Alors que je faisais une pause, les reins cassés par cette terre qui me semblait, au fil des ans, de plus en plus basse, mon regard se porta sur une salade. Une magnifique salade qui montrait son coeur doré comme un soleil, encore toute emperlée de rosée matinale. Mais pour qui se fait-elle aussi belle me dis-je ? Certes, pas pour moi qui vais prendre sa vie un jour ou l’autre? Pas pour les autres légumes? Alors pour qui!?
C’est en l’examinant plus attentivement que je compris les raisons de cette attitude lascive. Figurez-vous qu’un gros blanc de Bourgogne lui faisait une cour assidue et la déshabillait sans vergogne! Mes tomates en rougissaient prématurément alors que les poireaux, indifférents, gardaient toute leur raideur militaire dans un alignement impeccable. Sur le coup, exaspéré par autant d’impudence, mon premier geste fut de jeter cet escargot aux orties. Mais fort heureusement, la petite voix de ma raison, si petite qu’à peine perceptible, parvint cependant à stopper cet élan criminel.
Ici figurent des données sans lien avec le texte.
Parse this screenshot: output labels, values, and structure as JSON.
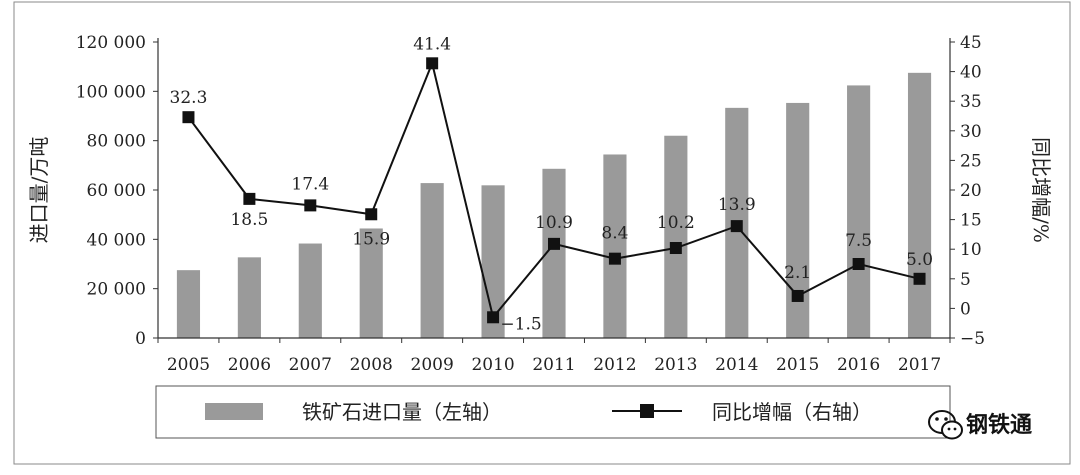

Et cette petite voix me disait doucement mais avec suffisamment de fermeté: » de quel droit interromprais-tu l’amour d’un escargot pour une salade!? ».
Par jalousie peut-être, pour un plaisir gustatif que je n’aurai pas . Mais son image m’apparut soudain et je l’imaginais,dégoulinante d’huile, face à moi, attendant les derniers moments de sa vie au fond de son saladier…. Non, décidément, je n’avais plus le coeur d’interrompre une destinée quand même plus heureuse que celle que je lui réservais. Cet hermaphrodite pourra donc continuer de baver devant sa « Belle de mai » et profiter de cette jouissance dont lui, ne manque jamais, même dans les plus totales solitudes….
J’ignore encore la raison précise de mon choix, mais ce dont je suis sûr, c’est qu’en épargnant l’escargot et la salade, je me suis soudain senti meilleur.